Mais, les Européens restent « à la traîne », alors même que les Américains, Israéliens, Chinois et Russes se montrent « très en avance » sur ces outils. L’entrepreneur estime que ce retard constitue « une faiblesse très importante ». Il considère que les lacunes du cadre réglementaire français ne permettent pas aux acteurs nationaux de se protéger de façon satisfaisante. Olivier Dellenbach exhorte le législateur à « faire son job ».

L’Europe ne cesse de « se tirer une balle dans le pied » sur ces sujets-là. La RGPD en fournit une illustration, puisque tous les États du monde ne sont pas dans l’obligation de l’appliquer. Dans ce contexte, s’immisce une distorsion concurrentielle. Le dirigeant pense qu’il n’est, par exemple, pas autorisé par le carcan juridique, à collecter des informations sur un concurrent américain, alors que l’inverse est tout à fait possible.

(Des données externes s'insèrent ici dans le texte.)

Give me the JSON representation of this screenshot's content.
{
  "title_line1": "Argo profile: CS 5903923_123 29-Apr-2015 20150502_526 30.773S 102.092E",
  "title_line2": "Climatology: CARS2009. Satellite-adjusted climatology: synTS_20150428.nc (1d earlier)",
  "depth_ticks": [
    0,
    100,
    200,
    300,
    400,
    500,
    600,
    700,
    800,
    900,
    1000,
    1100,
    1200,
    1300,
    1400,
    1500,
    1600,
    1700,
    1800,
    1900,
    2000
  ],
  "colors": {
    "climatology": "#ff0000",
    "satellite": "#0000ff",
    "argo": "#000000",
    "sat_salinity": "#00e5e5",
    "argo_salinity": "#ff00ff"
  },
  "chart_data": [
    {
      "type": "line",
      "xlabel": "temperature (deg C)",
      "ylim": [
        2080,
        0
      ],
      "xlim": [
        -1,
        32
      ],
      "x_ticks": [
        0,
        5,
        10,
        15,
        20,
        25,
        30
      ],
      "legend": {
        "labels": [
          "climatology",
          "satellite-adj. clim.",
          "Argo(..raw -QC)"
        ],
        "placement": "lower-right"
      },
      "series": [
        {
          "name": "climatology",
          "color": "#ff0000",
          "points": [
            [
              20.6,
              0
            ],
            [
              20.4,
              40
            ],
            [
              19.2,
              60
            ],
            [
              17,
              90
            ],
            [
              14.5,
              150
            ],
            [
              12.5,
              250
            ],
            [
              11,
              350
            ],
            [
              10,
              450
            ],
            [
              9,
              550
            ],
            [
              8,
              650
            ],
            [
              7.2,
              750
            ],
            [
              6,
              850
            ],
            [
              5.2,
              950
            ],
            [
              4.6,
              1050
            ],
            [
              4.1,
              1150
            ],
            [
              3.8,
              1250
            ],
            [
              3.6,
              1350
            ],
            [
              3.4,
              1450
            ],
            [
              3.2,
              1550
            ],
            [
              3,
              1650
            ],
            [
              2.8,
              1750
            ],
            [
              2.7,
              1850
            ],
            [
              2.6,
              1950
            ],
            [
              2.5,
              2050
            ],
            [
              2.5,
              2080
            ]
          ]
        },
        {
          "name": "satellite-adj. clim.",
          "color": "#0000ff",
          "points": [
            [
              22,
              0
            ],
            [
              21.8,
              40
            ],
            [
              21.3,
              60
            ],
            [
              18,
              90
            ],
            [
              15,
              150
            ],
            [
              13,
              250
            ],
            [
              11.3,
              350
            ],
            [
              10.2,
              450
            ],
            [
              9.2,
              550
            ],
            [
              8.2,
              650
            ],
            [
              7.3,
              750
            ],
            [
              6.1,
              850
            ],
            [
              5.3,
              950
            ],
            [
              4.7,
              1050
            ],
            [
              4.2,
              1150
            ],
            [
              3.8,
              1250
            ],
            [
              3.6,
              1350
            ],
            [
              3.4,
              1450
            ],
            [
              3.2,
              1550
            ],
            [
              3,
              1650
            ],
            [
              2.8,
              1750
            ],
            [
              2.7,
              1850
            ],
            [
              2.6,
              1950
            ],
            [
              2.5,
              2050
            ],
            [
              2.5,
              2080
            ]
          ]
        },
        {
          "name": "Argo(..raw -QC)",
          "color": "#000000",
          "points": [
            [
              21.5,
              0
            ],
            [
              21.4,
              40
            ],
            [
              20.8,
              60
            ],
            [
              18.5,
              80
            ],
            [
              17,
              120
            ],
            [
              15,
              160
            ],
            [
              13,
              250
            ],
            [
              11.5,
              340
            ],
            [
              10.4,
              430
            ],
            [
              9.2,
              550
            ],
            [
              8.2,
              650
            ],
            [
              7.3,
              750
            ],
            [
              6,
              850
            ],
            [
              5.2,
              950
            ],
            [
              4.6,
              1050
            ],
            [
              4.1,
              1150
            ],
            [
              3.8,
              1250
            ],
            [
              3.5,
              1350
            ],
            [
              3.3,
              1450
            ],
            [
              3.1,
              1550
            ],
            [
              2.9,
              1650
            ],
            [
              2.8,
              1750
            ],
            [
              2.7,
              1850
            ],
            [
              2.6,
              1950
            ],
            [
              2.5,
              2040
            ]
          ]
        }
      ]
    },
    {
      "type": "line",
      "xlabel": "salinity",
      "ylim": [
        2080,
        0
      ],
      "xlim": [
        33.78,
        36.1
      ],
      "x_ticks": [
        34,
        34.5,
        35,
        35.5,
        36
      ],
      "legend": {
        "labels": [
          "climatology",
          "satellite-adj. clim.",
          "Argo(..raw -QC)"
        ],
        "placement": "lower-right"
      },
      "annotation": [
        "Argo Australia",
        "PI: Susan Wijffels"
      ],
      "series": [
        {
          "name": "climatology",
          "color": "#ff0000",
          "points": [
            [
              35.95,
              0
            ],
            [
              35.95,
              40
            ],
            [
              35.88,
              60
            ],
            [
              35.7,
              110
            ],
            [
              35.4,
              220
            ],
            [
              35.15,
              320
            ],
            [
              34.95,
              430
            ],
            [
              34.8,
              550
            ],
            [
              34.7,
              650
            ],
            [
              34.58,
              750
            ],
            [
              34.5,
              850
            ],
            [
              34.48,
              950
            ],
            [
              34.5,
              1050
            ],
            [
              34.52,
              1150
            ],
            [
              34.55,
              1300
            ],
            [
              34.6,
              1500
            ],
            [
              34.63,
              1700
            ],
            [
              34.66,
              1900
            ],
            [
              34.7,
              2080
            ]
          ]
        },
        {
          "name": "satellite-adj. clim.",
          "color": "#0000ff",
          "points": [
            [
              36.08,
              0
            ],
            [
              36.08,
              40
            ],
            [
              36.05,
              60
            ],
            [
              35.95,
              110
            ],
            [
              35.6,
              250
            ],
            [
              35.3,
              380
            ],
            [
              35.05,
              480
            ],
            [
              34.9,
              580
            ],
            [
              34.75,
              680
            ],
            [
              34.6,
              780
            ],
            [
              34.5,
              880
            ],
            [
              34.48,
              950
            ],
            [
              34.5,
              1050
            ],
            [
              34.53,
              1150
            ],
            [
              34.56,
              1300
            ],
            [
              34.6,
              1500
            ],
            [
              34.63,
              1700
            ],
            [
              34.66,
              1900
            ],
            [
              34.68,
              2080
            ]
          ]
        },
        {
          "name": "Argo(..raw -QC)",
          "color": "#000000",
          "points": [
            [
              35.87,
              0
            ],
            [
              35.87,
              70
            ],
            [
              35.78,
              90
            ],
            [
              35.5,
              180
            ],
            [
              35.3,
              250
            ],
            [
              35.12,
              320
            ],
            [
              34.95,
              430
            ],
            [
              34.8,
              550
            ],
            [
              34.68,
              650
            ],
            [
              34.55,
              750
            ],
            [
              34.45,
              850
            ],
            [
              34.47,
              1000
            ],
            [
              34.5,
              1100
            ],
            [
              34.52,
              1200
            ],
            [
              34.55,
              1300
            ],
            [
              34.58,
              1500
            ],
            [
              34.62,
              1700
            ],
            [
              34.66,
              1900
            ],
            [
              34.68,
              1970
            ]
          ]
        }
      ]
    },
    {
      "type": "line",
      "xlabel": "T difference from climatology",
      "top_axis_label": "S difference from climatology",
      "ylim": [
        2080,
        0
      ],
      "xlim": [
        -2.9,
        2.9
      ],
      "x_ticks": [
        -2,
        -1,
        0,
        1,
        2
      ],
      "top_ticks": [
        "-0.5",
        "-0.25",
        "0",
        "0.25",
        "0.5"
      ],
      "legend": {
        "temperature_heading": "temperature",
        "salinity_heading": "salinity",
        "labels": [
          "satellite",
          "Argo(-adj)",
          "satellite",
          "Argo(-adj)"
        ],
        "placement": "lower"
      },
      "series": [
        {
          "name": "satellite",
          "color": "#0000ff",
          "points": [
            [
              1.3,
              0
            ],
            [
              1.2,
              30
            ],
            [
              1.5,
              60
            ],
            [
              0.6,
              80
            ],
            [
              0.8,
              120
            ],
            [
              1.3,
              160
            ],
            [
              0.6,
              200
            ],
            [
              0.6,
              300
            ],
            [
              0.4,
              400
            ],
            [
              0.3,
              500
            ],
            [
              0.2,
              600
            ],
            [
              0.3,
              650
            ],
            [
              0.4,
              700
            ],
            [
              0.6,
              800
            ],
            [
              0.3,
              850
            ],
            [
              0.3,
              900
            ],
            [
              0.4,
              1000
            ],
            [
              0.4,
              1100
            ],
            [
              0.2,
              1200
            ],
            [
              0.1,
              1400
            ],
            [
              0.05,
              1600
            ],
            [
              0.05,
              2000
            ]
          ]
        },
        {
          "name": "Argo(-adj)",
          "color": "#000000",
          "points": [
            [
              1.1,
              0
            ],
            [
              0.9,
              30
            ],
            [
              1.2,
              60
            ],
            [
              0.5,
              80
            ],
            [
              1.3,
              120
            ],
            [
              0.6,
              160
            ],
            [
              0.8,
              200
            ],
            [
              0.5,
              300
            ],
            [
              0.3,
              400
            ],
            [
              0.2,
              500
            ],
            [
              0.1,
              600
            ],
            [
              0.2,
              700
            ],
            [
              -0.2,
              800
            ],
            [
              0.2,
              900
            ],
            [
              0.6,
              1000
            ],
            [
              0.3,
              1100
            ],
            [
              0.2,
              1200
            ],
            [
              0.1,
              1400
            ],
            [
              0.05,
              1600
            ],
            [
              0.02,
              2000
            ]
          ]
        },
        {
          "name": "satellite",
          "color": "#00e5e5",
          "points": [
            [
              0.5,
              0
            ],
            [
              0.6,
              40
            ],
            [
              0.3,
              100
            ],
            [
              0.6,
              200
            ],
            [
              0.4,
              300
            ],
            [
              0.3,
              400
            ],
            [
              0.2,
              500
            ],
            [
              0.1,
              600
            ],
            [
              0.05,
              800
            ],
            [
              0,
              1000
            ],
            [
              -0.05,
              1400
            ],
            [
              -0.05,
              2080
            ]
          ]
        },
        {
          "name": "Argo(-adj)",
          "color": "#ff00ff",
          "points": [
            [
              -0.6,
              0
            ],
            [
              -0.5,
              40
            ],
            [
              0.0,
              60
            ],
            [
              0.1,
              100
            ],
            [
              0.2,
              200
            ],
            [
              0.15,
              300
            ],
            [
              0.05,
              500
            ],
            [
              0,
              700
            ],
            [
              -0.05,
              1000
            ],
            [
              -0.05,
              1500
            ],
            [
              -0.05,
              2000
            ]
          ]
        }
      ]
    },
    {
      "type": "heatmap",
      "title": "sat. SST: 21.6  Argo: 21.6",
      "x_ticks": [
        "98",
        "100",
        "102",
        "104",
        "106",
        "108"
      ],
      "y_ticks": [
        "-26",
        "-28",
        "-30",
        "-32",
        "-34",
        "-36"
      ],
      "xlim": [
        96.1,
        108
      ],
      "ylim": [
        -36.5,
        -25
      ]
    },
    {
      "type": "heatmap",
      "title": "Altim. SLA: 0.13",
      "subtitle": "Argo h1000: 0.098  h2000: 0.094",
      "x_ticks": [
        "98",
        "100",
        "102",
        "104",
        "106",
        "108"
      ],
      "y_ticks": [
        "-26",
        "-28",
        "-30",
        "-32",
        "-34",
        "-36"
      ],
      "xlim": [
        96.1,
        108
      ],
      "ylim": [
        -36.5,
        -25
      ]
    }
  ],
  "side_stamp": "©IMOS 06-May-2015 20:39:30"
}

Pourtant, la réforme du régime de la protection du patrimoine scientifique et technique de la nation (PPST), permet d’arriver à un « régime relativement opérationnel », d’après Olivier de Maison Rouge. Quand bien même l’application des textes n’est pas universelle, l’Europe ouvre la voie pour légiférer. L’avocat répète que notre « marché unique de la donnée » est doté de la réglementation en matière de protection des données personnelles, le RGPD (Règlement général sur la protection des données). Ce texte a longtemps été considéré comme une contrainte. Sa vocation extraterritoriale s’appuie certes sur des « fondements philosophiques humanistes », mais, par ailleurs, il peut sanctionner par des amendes records. Enfin, sur le plan français, a eu lieu la révision en 2014 de la loi Godfrain et en particulier de l’article 323.3 du Code pénal concernant ce qui relève de l’extraction, de la reproduction ou de la duplication de données.